Tous les observateurs nationaux et internationaux ont félicité le climat de paix et la transparence dans lesquels les scrutins présidentiels du 28 et du 11 aout se sont déroulés. Cette belle réussite malienne doit une fière chandelle au ministre de l’Administration territoriale, de la Décentralisation et de l’Aménagement du territoire, le Moussa Sinko Coulibaly. Ce Saint-Cyrien de 41 ans est considéré comme l’éminence grise de la junte qui a renversé, le 22 mars 2012, le président Amadou Toumani Touré (ATT), a défendu de toute son âme le calendrier du scrutin présidentiel. « Je ne vois aucune raison de reporter la présidentielle » s’est évertué à dire à tous ceux qui doutaient de la capacité du pays à relever le défi d’ailleurs très joliment relevé avec l’estime et la félicitation de toute la planète.
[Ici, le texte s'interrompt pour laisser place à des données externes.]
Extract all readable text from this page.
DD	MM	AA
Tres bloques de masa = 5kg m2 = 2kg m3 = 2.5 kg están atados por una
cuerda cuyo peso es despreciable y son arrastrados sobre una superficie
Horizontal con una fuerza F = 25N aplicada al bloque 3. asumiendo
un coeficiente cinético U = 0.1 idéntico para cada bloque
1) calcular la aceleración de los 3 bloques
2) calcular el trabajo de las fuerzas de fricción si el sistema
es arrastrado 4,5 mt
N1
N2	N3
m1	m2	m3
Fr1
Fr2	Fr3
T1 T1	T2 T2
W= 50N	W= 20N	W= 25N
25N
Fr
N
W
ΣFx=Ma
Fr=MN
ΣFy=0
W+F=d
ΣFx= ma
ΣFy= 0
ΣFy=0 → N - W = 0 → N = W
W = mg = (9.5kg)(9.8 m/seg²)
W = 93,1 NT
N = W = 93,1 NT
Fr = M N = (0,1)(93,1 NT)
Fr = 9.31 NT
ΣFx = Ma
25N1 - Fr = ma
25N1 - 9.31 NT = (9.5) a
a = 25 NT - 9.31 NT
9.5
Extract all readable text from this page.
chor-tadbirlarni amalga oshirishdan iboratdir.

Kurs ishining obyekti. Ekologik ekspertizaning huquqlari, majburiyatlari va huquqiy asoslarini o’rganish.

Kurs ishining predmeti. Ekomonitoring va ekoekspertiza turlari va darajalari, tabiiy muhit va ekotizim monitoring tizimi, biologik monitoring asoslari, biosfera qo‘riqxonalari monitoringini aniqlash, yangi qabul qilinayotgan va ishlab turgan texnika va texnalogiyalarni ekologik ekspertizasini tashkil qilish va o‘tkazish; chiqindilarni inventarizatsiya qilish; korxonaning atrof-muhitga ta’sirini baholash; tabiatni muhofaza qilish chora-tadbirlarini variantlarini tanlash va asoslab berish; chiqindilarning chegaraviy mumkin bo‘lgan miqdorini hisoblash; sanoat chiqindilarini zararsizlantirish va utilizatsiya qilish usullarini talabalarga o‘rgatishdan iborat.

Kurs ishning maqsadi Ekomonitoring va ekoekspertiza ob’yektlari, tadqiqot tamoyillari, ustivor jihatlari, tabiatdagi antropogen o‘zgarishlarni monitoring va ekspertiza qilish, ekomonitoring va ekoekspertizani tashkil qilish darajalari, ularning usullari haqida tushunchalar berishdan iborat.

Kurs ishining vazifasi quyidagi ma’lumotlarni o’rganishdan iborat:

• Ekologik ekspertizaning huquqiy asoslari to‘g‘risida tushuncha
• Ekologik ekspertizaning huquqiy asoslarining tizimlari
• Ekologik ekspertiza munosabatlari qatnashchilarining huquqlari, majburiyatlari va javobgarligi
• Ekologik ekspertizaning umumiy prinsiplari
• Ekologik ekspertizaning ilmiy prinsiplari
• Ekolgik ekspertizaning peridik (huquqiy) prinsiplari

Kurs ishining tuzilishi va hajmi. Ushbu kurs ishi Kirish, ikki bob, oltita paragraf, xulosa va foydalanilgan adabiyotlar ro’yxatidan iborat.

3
Selon plusieurs missions d’observation (UA, Cedeao, UE…), l’organisation a été salutaire, transparente même si quelques imperfections ont été notées, liées entre autres, au retard accusé dans les ouvertures de certains bureaux de vote, l’arrivée tardive des équipements électoraux dans certains centres et bureaux… Mais la participation a été saluée par les observateurs nationaux et internationaux et surtout la mobilisation sans précédent des femmes et des vieilles personnes. Ce qui justifie, contrairement à d’autres, la promotion du ministre de l’Administration territoriale, de la Décentralisation et de l’Aménagement du territoire au grade de général.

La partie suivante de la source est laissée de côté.